A mais antiga referência explícita a Chapeuzinho Vermelho está em um manuscrito de Charles Perrault sobre os Contos da Mamãe Gansa, datado de 1695. No texto, Chapeuzinho Vermelho é uma linda menininha vestida de vermelho, o que lhe vale seu codinome. Ela é encarregada pela mãe de levar um pote de manteiga e biscoitos para a avó. No caminho, cruza com um lobo na floresta. Ele não a devora na mesma hora, mas lhe pergunta para onde ela está indo e “a pobre menina, que não sabia ser perigoso parar e conversar com um lobo”, conta sobre a tarefa qual tinha sido encarregada e diz onde fica a casa da avó. Por um atalho, o vilão chega lá antes dela e devora a idosa. Enquanto isso, a garota se distrai colhendo avelãs, correndo atrás de borboletas e fazendo pequenos ramalhetes de flores e chega mais tarde à casa da avó. O lobo veste uma camisola e se deita na cama da avó, fingindo ser ela. Segue-se então o famoso diálogo, que começa com “Vovó, que olhos grandes você tem!”.
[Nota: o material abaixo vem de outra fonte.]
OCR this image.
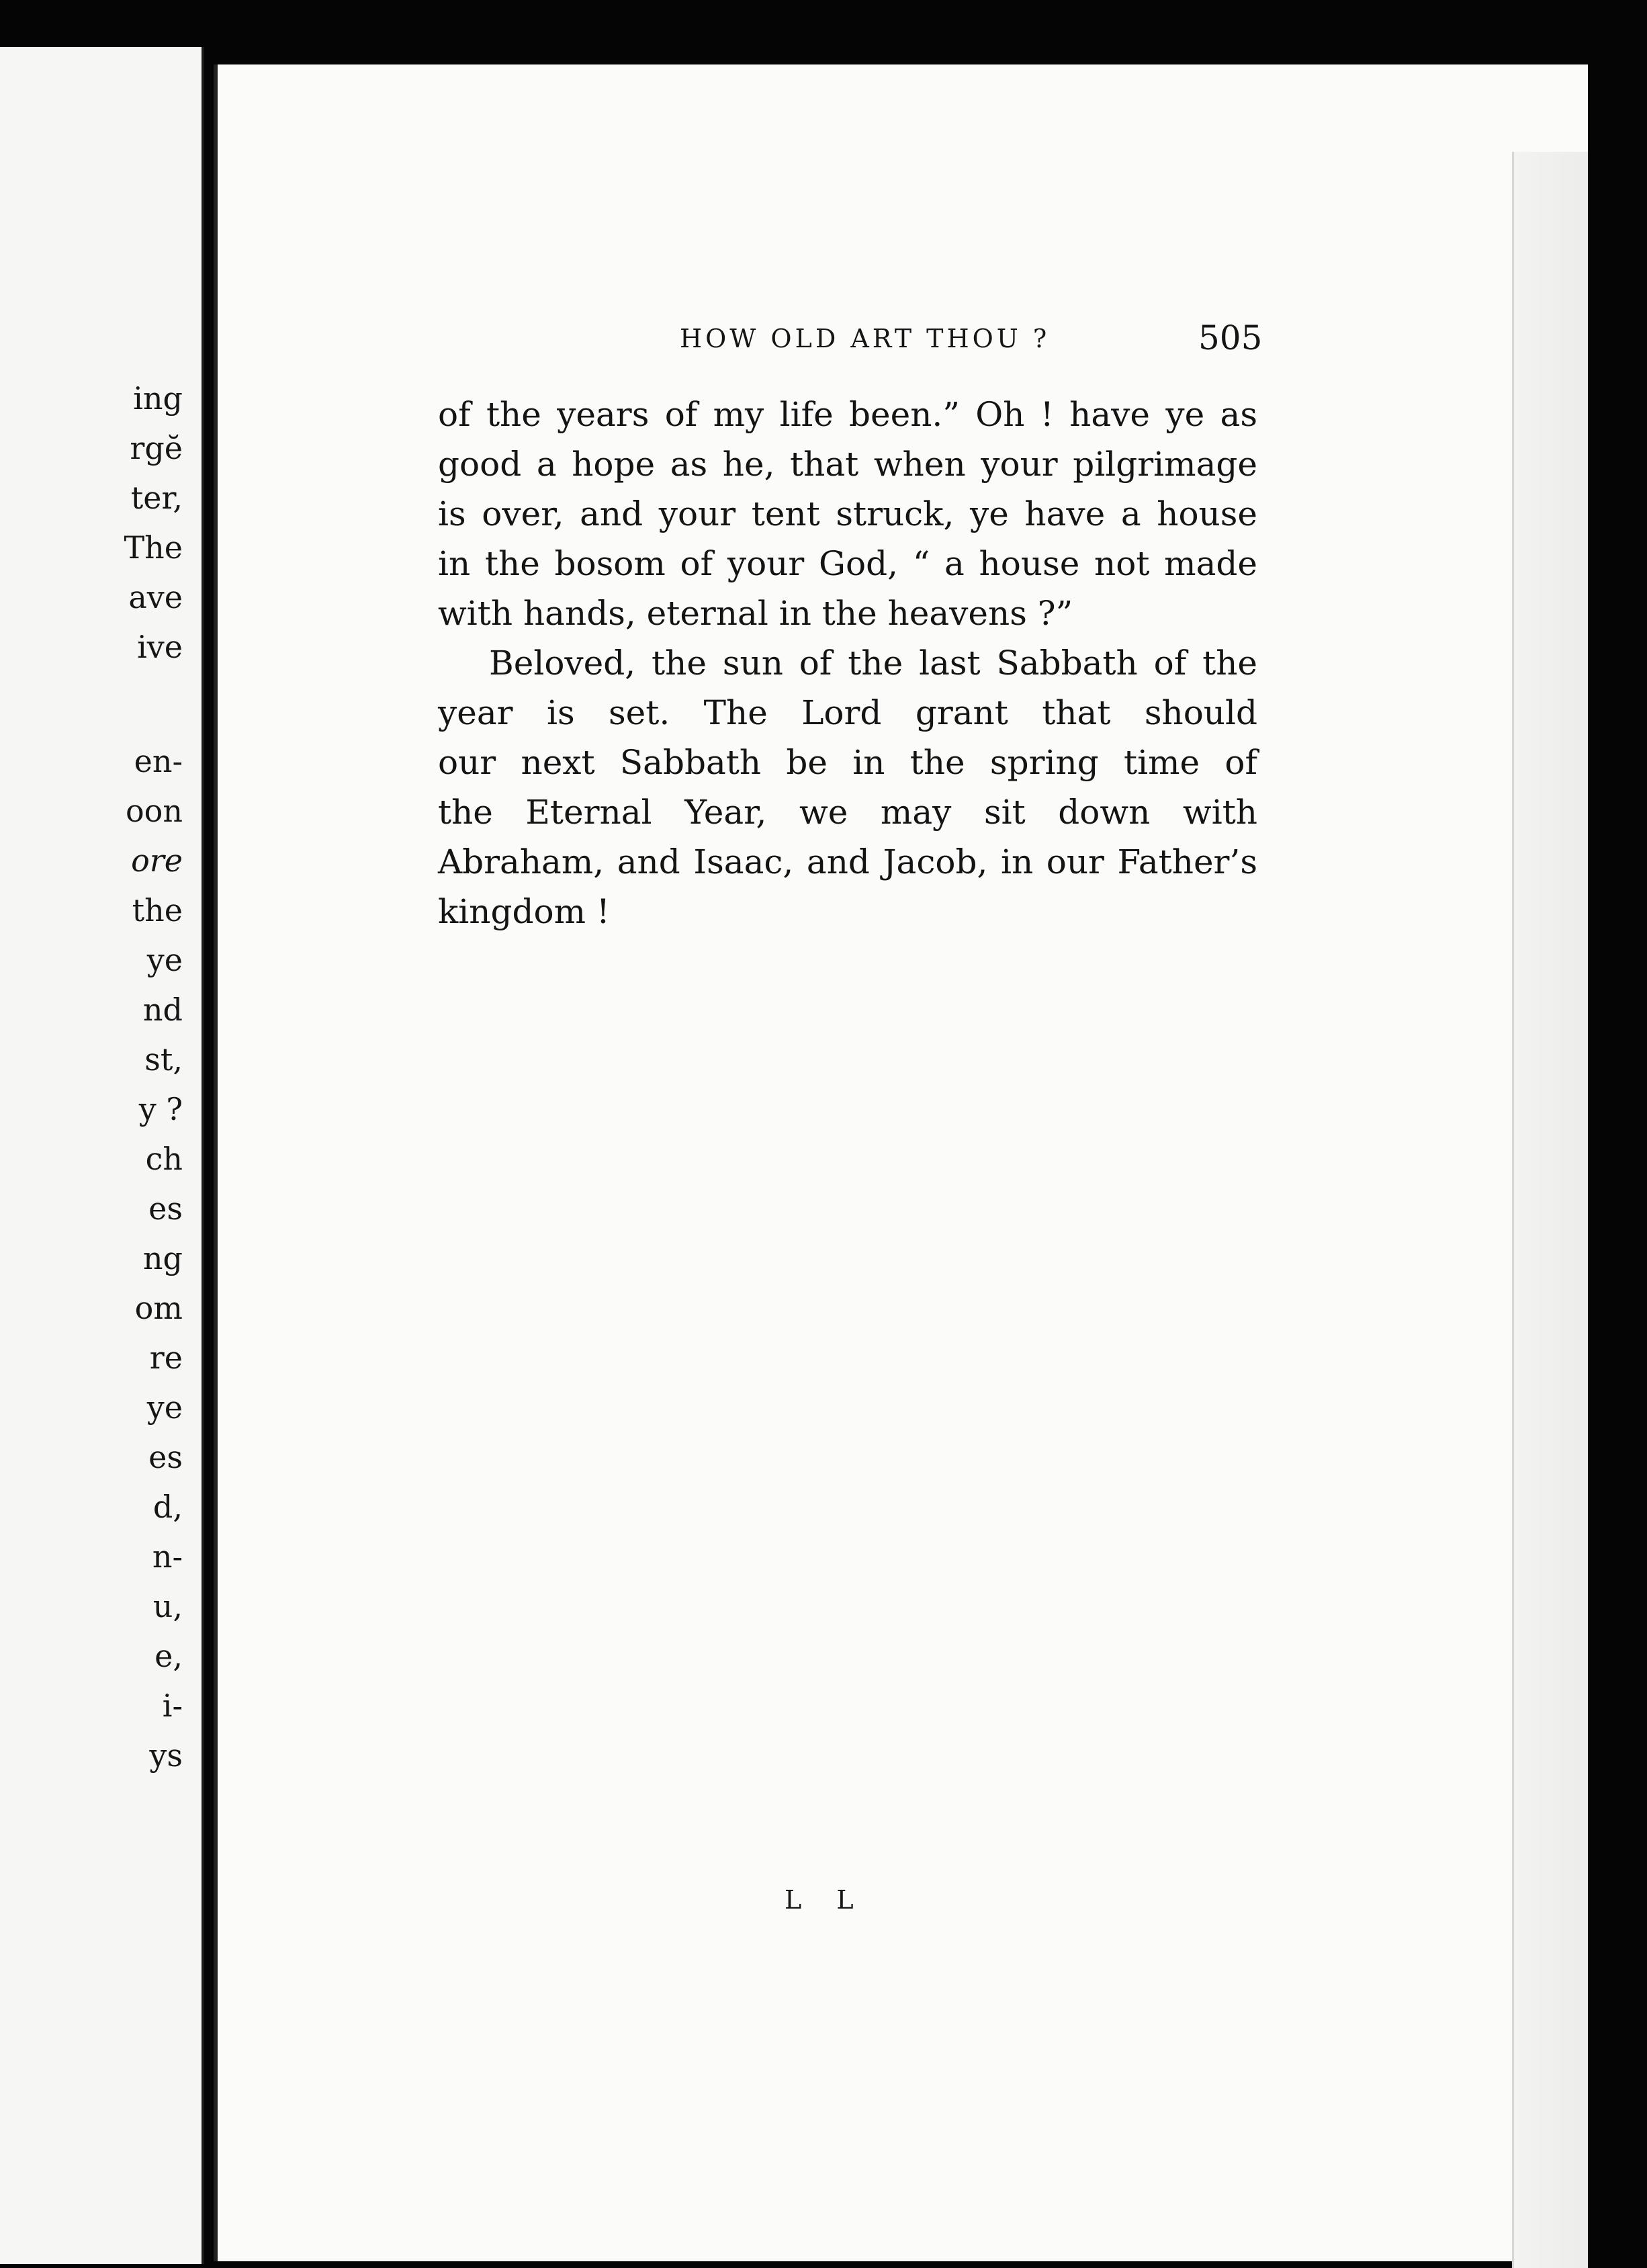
ing
rgĕ
ter,
The
ave
ive
en-
oon
ore
the
ye
nd
st,
y ?
ch
es
ng
om
re
ye
es
d,
n-
u,
e,
i-
ys
HOW OLD ART THOU ?	505
of the years of my life been.” Oh ! have ye as
good a hope as he, that when your pilgrimage
is over, and your tent struck, ye have a house
in the bosom of your God, “ a house not made
with hands, eternal in the heavens ?”
Beloved, the sun of the last Sabbath of the
year is set. The Lord grant that should
our next Sabbath be in the spring time of
the Eternal Year, we may sit down with
Abraham, and Isaac, and Jacob, in our Father’s
kingdom !
L L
O lobo responde: “É para melhor ver você, minha querida”. E termina com ”Vovó, como são grandes seus dentes! É para melhor comer você!”.
SENTIDOS OCULTOS
As interpretações de Chapeuzinho Vermelho são múltiplas.
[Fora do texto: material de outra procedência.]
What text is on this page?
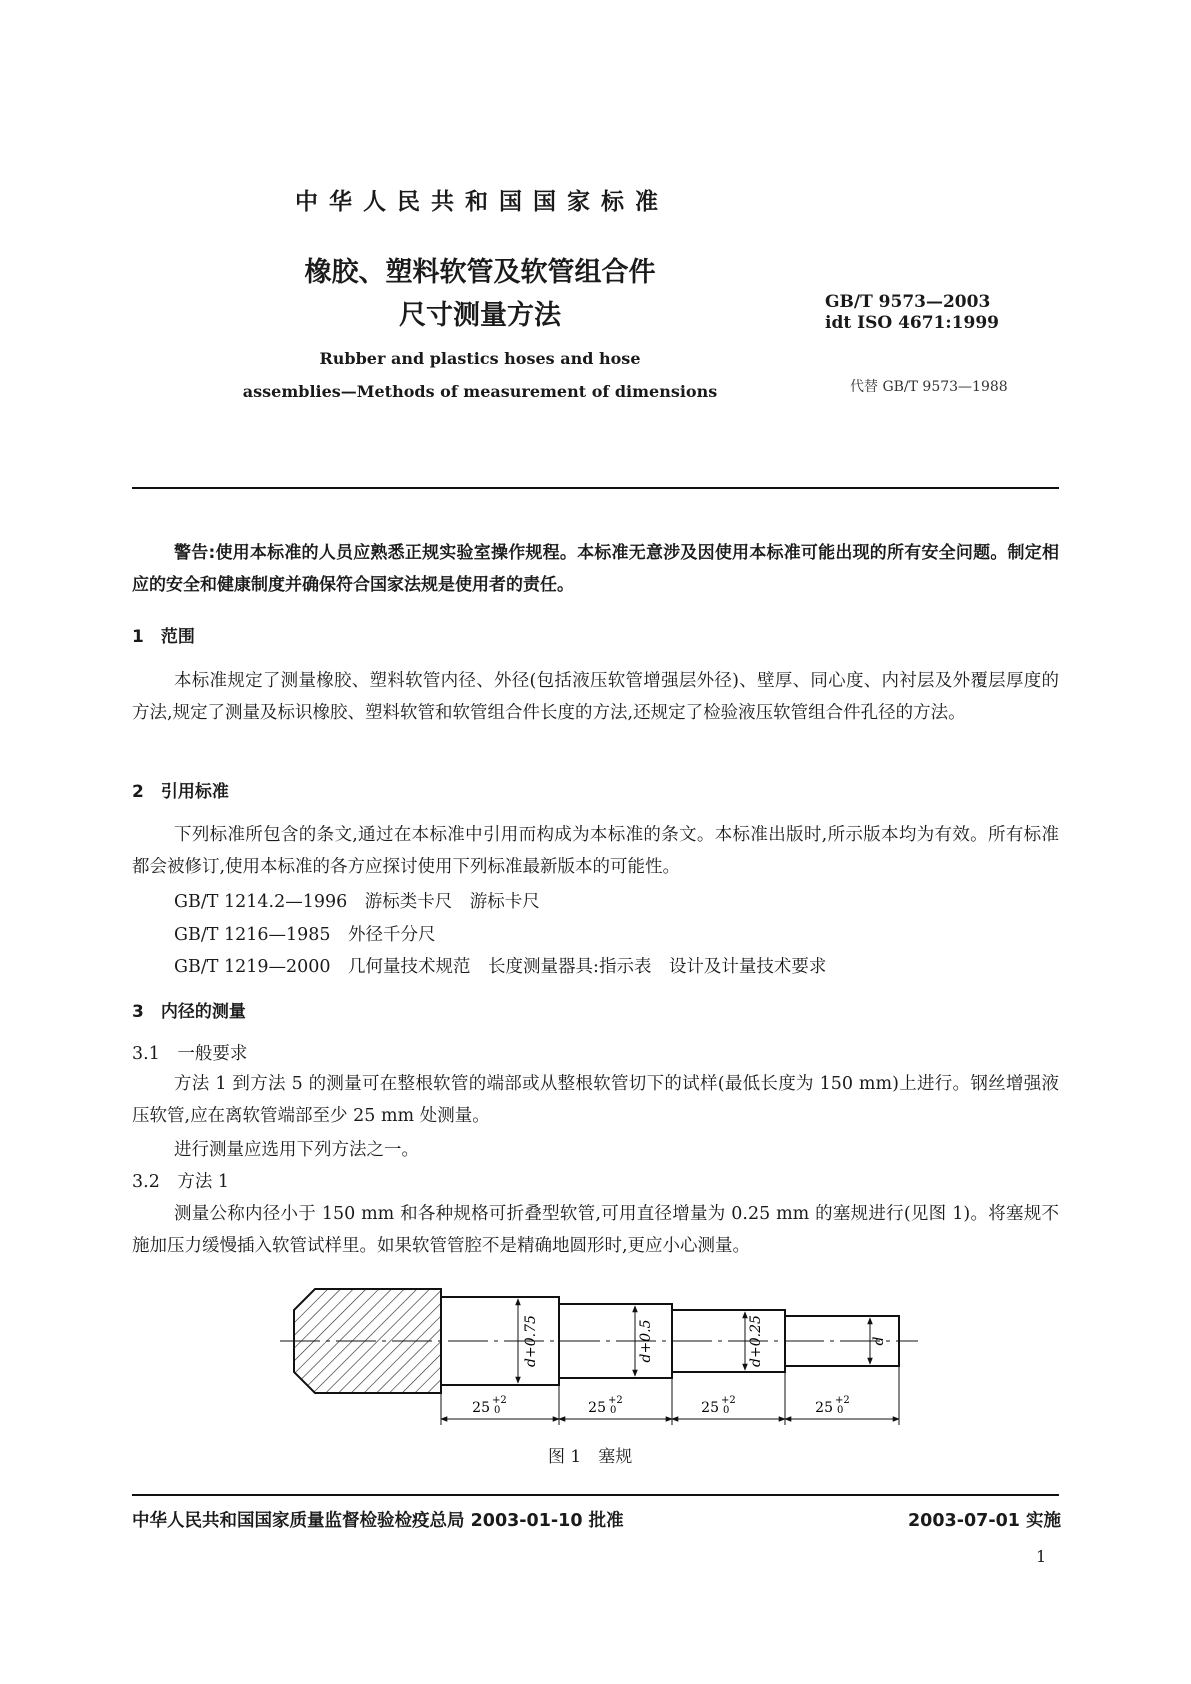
中华人民共和国国家标准
橡胶、塑料软管及软管组合件
尺寸测量方法	GB/T 9573—2003
idt ISO 4671:1999
Rubber and plastics hoses and hose
assemblies—Methods of measurement of dimensions	代替 GB/T 9573—1988
警告:使用本标准的人员应熟悉正规实验室操作规程。本标准无意涉及因使用本标准可能出现的所有安全问题。制定相应的安全和健康制度并确保符合国家法规是使用者的责任。
1　范围
本标准规定了测量橡胶、塑料软管内径、外径(包括液压软管增强层外径)、壁厚、同心度、内衬层及外覆层厚度的方法,规定了测量及标识橡胶、塑料软管和软管组合件长度的方法,还规定了检验液压软管组合件孔径的方法。
2　引用标准
下列标准所包含的条文,通过在本标准中引用而构成为本标准的条文。本标准出版时,所示版本均为有效。所有标准都会被修订,使用本标准的各方应探讨使用下列标准最新版本的可能性。
GB/T 1214.2—1996　游标类卡尺　游标卡尺
GB/T 1216—1985　外径千分尺
GB/T 1219—2000　几何量技术规范　长度测量器具:指示表　设计及计量技术要求
3　内径的测量
3.1　一般要求
方法 1 到方法 5 的测量可在整根软管的端部或从整根软管切下的试样(最低长度为 150 mm)上进行。钢丝增强液压软管,应在离软管端部至少 25 mm 处测量。
进行测量应选用下列方法之一。
3.2　方法 1
测量公称内径小于 150 mm 和各种规格可折叠型软管,可用直径增量为 0.25 mm 的塞规进行(见图 1)。将塞规不施加压力缓慢插入软管试样里。如果软管管腔不是精确地圆形时,更应小心测量。
d+0.75	d+0.5	d+0.25	d
25 +2
0	25 +2
0	25 +2
0	25 +2
0
图 1　塞规
中华人民共和国国家质量监督检验检疫总局 2003-01-10 批准	2003-07-01 实施
1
O próprio caráter estranho do conto – um lobo que fala, o ambiente opressivo da floresta – presta-se à evocação do mundo dos sonhos ou da loucura e ao comentário de que o conto seria simplesmente absurdo. Outras leituras focaram os aspectos históricos. A versão dos irmãos Grimm, por exemplo, chegou a ser descrita como uma representação do sentimento antifrancês do povo alemão. Um olhar feminista viu na narrativa um monumento de machismo no qual as mulheres são descritas como intrinsecamente ingênuas, manipuladoras e más, e por isso devem ser punidas. Outras análises, ainda, destacaram que naquelas épocas mais antigas os lobos constituíam uma ameaça para os humanos, e por isso o conto poderia ter meramente a função educativa de alertar as crianças. Mas foram as leituras etnológicas e principalmente psicanalíticas que abriram a possibilidade de compreensão de sentidos menos óbvios, trazendo a discussão de temas como a encenação do complexo de Édipo e o conflito de gerações, questionando o lugar das mulheres na economia familiar dos povoados e o desenvolvimento da sexualidade.